Bowles e o sobrenatural

Por José Castello
O GLOBO

Assombrado, leio os “Poemas”, de Paul Bowles, editados pela Assírio & Alvim, de Lisboa, com seleção e tradução de José Agostinho Baptista (2008). Detenho-me em “Double exposure” _ que Baptista traduz como “Relatório duplo”. O poema é de 1927. Trata do duplo caráter da vida: seu invólucro visível e natural e seu caroço “sobrenatural”. Que está além do natural – que é imaginado, ou mesmo inventado.

Difícil dizer onde está o caroço e onde está o invólucro. Um fazendeiro observa a paisagem vazia do inverno. Nada parece se mover. E, no entanto. “Sobre o rugido do vento invernal sem obstáculos na floresta/ ouve-se o ruído o frio ruído das coisas que não são naturais”. É um miolo que se expõe, que se converte em casca. Que assombra e fascina. As coisas que não são naturais transitam, ainda, acima das copas das árvores
brancas e da própria montanha branca. Ali, “ouve-se o riso sobrenatural dos objetos naturais”.

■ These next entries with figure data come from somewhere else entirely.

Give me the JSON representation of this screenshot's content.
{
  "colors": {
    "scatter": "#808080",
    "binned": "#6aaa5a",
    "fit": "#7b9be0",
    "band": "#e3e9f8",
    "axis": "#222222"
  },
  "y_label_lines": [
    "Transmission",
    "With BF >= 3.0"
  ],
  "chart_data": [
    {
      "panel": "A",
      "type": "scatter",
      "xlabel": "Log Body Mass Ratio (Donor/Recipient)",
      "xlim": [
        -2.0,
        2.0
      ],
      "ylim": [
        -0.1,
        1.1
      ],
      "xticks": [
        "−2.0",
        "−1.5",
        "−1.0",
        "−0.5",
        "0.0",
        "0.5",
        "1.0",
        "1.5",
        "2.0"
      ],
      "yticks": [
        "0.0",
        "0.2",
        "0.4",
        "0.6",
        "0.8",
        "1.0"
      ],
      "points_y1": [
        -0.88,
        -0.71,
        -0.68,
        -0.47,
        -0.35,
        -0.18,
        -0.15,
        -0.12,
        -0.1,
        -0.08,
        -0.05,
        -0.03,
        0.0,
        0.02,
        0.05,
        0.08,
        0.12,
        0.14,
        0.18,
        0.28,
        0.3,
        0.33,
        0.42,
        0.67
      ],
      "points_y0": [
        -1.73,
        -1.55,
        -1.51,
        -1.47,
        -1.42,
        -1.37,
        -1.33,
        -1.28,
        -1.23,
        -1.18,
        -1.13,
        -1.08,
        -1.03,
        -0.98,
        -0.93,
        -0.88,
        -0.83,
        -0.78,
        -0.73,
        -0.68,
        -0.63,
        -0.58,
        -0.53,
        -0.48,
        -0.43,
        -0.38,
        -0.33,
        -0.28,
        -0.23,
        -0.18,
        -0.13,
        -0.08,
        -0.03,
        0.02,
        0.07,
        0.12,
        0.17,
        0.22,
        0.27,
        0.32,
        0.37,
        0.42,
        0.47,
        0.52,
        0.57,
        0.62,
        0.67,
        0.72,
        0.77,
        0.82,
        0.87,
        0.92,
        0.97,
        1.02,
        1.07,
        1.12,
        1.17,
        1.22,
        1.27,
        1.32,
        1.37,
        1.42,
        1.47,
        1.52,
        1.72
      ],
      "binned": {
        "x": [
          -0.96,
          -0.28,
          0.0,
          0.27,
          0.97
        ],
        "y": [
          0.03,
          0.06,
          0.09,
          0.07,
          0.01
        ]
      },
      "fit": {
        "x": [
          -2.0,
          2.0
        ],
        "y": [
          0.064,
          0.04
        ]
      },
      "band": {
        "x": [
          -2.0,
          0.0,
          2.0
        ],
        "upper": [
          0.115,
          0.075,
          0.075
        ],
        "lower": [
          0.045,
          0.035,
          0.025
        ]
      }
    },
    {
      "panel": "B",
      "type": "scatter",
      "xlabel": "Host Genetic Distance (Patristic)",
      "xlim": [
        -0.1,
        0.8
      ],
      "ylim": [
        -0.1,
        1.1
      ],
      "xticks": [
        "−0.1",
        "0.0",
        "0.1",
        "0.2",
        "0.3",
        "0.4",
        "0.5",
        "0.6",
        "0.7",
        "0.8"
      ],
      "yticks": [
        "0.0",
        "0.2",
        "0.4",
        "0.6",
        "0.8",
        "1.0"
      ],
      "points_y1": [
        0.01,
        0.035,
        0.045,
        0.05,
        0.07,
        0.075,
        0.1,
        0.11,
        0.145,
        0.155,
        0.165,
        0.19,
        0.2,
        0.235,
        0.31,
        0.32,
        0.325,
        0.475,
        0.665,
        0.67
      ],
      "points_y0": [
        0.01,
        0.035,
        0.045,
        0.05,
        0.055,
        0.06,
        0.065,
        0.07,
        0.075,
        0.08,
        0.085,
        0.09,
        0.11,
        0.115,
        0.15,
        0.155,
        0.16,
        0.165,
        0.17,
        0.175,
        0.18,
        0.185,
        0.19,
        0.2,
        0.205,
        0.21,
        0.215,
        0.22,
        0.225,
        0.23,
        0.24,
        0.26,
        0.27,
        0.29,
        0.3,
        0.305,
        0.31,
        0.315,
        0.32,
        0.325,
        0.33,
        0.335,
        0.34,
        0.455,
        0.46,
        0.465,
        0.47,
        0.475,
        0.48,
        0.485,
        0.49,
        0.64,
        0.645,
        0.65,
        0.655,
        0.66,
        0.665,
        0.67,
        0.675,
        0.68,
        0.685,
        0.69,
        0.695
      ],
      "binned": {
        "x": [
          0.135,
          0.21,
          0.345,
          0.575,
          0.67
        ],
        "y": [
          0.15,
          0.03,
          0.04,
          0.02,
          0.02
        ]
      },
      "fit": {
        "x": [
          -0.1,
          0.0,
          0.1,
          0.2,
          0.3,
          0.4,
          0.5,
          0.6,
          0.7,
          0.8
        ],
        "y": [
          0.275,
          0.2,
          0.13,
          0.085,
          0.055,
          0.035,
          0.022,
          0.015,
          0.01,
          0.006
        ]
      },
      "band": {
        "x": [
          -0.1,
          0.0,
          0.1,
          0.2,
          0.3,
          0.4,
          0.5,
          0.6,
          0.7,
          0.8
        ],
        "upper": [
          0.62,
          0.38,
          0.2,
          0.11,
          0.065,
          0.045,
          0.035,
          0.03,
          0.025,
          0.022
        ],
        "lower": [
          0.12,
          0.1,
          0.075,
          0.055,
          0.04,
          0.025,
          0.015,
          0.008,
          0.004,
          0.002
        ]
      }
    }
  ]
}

O fazendeiro tosse e pensa no calor de sua casa. Não sente culpa, está sozinho, não existem ruas na floresta e ninguém pode matá-lo. Delirar não é um crime. A presença do sobrenatural (o fazendeiro e sua imaginação), porém, permanece. “Ouve-se esse grave gemido sobrenatural e sem sentido nas árvores”. Diz ainda: “Ouve-se que  pela noite ele não vai desaparecer”.

Penso, logo, no escritor, que também vive em dois planos. Não existem ruas que deem acesso a sua imaginação _ ele e o real não se ligam e, contudo, mantêm-se em paralelo e sob mútua e intensa influência. O plano “superior” _ o imaginário _ parece realmente não atingi-lo. Ele se sente um grande manipulador. É também. Mas se assemelha ao artista que mexe em material de risco, sem os adequados trajes de proteção. Não existem _ mas o escritor, quase sempre, se ilude que sim.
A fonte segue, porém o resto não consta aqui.